Jack sighed as they pulled into his drive and put it in park. “Yeah, but it could be a front for hiding more women away.”
“Sick,” Lorena said, thinking out loud how demented this man would have to be. It was just so strange. When she’d met him, she hadn’t gotten a bad vibe from him. She hadn’t been looking at him like a suspect, though. She’d been after someone else. “I didn’t tell you earlier, but when I was at the free clinic…”
“What is it?”
Lorena paused before explaining, “I thought I heard his voice. It freaked me out a little. I only talked to him on the phone once, but I thought I heard his voice standing out in the crowd of people talking in that lobby. When I turned around, I fully expected to see him there ready to shoot me or something. It was spooky. But, then I just saw the doctors talking and the dental assistants and the feds all talking. I didn’t realize until about twenty minutes ago that I had actually heard him. I talked to Martin. He didn’t sound like the man on the phone. I think he has this…”
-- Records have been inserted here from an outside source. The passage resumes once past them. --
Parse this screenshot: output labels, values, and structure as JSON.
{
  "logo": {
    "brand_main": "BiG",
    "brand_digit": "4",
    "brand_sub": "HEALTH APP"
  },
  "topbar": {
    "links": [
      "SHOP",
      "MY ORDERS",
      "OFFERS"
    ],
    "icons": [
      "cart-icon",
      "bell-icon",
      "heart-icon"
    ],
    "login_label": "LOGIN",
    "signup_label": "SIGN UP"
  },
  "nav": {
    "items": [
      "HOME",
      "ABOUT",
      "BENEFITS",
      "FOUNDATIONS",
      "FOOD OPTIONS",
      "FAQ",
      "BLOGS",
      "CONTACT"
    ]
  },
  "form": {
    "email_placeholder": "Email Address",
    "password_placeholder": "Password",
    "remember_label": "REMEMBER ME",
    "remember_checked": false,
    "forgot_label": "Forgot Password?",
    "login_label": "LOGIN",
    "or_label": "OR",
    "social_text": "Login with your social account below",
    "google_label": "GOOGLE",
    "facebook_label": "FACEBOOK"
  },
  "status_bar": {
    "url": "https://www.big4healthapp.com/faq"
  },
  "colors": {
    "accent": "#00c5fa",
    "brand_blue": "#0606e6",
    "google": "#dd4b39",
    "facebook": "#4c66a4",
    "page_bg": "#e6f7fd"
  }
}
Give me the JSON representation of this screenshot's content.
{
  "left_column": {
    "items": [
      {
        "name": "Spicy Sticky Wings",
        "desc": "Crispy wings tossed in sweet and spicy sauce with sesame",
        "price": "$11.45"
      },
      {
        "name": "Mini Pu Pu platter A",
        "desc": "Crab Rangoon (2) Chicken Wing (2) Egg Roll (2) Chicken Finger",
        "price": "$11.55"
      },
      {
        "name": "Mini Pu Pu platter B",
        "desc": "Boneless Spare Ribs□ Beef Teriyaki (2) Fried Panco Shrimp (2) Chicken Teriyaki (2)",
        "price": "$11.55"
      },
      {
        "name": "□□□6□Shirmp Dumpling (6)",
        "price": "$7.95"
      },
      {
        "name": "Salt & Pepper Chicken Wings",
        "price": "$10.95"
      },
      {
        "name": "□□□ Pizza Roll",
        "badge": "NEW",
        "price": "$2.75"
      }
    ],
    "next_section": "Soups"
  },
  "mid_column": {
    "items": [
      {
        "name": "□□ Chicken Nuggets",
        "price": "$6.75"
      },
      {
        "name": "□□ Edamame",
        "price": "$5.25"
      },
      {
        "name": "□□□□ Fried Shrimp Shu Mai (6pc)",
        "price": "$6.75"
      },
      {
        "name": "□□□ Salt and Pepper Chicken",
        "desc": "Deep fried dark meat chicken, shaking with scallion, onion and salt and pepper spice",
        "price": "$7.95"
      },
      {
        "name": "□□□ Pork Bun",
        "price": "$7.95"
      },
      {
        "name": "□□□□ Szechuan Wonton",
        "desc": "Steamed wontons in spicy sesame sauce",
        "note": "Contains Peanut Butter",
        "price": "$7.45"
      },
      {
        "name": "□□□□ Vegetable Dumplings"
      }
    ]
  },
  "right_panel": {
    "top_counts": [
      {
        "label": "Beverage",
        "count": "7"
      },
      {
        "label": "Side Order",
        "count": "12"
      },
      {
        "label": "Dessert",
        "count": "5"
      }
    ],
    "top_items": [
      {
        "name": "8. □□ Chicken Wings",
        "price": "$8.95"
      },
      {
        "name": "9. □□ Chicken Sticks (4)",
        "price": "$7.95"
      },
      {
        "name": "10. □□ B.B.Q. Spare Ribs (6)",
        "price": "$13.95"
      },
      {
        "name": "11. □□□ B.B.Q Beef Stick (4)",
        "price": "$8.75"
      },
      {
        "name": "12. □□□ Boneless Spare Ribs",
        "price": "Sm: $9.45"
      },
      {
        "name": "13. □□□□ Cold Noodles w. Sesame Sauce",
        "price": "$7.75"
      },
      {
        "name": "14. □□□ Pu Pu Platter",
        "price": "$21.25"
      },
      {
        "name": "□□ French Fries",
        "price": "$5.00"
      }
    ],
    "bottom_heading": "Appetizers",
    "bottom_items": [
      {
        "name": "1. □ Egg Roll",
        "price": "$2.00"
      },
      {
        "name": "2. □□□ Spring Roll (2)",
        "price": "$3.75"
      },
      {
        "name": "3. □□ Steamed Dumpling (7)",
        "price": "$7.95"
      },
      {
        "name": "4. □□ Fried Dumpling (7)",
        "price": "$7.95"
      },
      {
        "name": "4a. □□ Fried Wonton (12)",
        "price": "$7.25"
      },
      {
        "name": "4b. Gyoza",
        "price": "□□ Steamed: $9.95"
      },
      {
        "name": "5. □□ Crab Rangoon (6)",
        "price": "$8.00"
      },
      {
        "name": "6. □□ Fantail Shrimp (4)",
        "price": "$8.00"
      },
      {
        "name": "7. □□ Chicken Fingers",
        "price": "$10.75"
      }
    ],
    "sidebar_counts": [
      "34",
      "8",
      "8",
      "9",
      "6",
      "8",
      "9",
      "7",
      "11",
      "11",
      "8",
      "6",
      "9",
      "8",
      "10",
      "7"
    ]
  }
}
“What? A Darth Vader voice changer for the phone calls?” he joked, and Lorena slugged his arm. “I’m kidding. What does he have?”
“This whole other side. I think he can make himself sound and appear like an innocent, old man. But…I don’t know. I think he’s something else. I should’ve walked over and confronted him. I knew in my mind that I heard the same voice.”
“You need to listen to your instincts better,” he reprimanded.